Und jetzt ist diese Rüstung nach 468 Jahren nach Köthen zurückgekehrt und wird ab dem 13. Juni in einer Ausstellung gezeigt, die die Köthen Kultur und Marketing GmbH derzeit aufbaut und die sich unter dem Arbeitstitel „Personen der Köthener Stadtgeschichte“ mit verschiedenen Aspekten der 900-jährigen Geschichte Köthen befasst.
Und Wolfgangs Prunkharnisch wird dabei die größte museale Attraktion sein. Normalerweise befindet sich das seltene Stück in der Rüstkammer der Staatlichen Kunstsammlungen in Dresden. Aber KKM-Chef Michael Schuster hatte die Idee, den Harnisch für die Ausstellung auszuleihen - „und dagegen hatte man in Dresden nichts“, wie Schuster sagte, als der Harnisch in der Vitrine aufgebaut war, die für die nächsten Monate sein Platz sein wird.
Die Bedeutung des Stückes („Wir sind in Ehrfurcht erstarrt“ - Museumsmitarbeiter Jan W. Howard) wird auch durch den Aufwand deutlich, der mit Transport und Aufbau betrieben wurde. Denn der Riefelharnisch - so die offizielle Bezeichnung - kam nicht im Stück nach Köthen, sondern in etwa 40 Einzelteilen, die von den sächsischen Fachleuten vor dem Zusammenbau noch einmal minuziös auf eventuelle Beschädigungen untersucht wurden. Kein Wunder bei einem so kostbaren Stück.

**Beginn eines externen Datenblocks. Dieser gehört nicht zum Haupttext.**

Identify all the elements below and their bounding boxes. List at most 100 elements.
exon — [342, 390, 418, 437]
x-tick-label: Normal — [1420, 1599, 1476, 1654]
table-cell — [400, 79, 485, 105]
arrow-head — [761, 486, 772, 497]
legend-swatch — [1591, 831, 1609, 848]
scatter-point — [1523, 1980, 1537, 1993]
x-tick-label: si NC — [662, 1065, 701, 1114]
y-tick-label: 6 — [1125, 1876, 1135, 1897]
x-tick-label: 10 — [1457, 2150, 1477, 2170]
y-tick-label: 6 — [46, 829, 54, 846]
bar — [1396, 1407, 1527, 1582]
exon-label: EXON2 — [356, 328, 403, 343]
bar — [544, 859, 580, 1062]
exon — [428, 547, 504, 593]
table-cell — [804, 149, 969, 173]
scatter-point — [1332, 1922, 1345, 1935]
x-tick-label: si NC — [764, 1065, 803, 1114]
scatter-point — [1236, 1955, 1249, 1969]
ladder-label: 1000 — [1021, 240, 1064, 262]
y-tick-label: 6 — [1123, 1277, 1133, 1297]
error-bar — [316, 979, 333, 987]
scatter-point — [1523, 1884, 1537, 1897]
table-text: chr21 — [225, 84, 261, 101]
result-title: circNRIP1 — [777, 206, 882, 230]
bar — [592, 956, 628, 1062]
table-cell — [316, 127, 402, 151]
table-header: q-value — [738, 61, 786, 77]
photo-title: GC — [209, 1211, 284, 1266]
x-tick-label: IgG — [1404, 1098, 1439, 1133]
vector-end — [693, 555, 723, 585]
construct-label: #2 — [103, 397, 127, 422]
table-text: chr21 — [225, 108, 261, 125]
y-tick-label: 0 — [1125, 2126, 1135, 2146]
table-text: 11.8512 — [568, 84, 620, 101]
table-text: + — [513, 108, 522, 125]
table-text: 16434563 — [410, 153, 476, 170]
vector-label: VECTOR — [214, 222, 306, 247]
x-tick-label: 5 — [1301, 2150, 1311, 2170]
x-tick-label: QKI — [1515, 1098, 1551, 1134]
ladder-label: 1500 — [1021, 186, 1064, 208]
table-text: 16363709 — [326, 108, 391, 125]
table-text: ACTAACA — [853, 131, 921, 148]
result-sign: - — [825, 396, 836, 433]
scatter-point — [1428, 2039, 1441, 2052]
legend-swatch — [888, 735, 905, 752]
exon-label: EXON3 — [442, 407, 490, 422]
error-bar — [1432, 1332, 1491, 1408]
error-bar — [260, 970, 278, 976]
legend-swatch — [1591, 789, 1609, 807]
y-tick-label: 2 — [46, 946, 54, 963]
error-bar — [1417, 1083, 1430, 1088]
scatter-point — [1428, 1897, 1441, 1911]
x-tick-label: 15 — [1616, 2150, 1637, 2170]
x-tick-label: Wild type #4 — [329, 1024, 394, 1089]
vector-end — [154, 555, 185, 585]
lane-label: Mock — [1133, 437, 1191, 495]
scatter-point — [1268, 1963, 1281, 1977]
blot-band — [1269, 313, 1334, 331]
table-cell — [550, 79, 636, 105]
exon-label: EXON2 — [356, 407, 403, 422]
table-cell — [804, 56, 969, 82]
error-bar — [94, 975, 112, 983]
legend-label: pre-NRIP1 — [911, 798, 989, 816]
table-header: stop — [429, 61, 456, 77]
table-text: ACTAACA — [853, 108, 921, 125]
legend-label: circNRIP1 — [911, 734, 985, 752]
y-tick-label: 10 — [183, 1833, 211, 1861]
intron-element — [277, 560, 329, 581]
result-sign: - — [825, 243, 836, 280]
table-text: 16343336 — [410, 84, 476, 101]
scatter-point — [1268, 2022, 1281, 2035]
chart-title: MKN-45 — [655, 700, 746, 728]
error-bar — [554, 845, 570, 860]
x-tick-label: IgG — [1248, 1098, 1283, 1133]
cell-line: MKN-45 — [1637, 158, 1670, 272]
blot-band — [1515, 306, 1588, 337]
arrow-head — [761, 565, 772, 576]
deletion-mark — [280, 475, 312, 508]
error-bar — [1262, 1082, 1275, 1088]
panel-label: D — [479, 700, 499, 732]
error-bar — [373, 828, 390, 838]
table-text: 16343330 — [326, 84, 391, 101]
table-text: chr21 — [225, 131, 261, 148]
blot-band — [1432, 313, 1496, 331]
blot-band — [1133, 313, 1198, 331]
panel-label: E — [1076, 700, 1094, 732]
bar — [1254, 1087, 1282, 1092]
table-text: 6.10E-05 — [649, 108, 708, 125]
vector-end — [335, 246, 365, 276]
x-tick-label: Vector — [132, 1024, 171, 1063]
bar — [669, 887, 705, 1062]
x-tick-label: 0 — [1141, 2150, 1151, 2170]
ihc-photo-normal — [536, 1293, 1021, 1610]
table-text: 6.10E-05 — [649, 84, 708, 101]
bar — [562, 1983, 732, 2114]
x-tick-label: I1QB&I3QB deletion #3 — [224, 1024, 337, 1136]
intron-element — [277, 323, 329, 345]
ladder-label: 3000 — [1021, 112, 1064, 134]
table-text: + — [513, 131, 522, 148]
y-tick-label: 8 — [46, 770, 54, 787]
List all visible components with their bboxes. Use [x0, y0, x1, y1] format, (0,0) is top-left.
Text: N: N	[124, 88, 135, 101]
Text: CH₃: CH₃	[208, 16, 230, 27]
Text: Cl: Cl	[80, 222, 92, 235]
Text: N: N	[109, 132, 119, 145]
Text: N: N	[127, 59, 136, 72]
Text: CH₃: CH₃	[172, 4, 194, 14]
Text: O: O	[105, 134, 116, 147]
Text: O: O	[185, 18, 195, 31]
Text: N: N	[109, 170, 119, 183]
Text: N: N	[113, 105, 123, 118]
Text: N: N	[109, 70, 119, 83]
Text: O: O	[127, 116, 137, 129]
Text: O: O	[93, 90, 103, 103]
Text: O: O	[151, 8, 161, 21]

Zur Geschichte des Harnischs kann man im übrigen nur wenig sagen. Fest steht, dass es sich um eine süddeutsche Arbeit handelt, die irgendwann in den Jahren zwischen 1520 und 1530 erledigt wurde, also zur Hochzeit der Bauernkriege in Deutschland. Der Harnisch besteht aus Burgunderhelm (auch Bourguignotte genannt), Kragen, Brust mit Rüsthaken (der damals zum Halten der Lanze diente) und Bauchreifen. Weiterhin gehören dazu ein Rücken mit Gesäßreifen, Schultern mit Vorder- und Hinterflügen sowie angesetzten Brechrändern, rechter Schwebescheibe kompletten Armzeugen mit Henzen, Beintaschen, Diechlingen (eine textile Zusatzpanzerung) mit Kniekacheln sowie Beinröhren mit Kuhmäulern. Zum Verständnis: Mit letzterem sind die Schuhe des Ritters genannt, die der Form nach einem Rindermaul gleichen sollen. Wer in der Auflistung der Stücke, aus denen die Leihgabe besteht, die Panzerhandschuhe vermisst - sie fehlen nicht, sie werden nur anders genannt: Es sind die oben erwähnten Henzen.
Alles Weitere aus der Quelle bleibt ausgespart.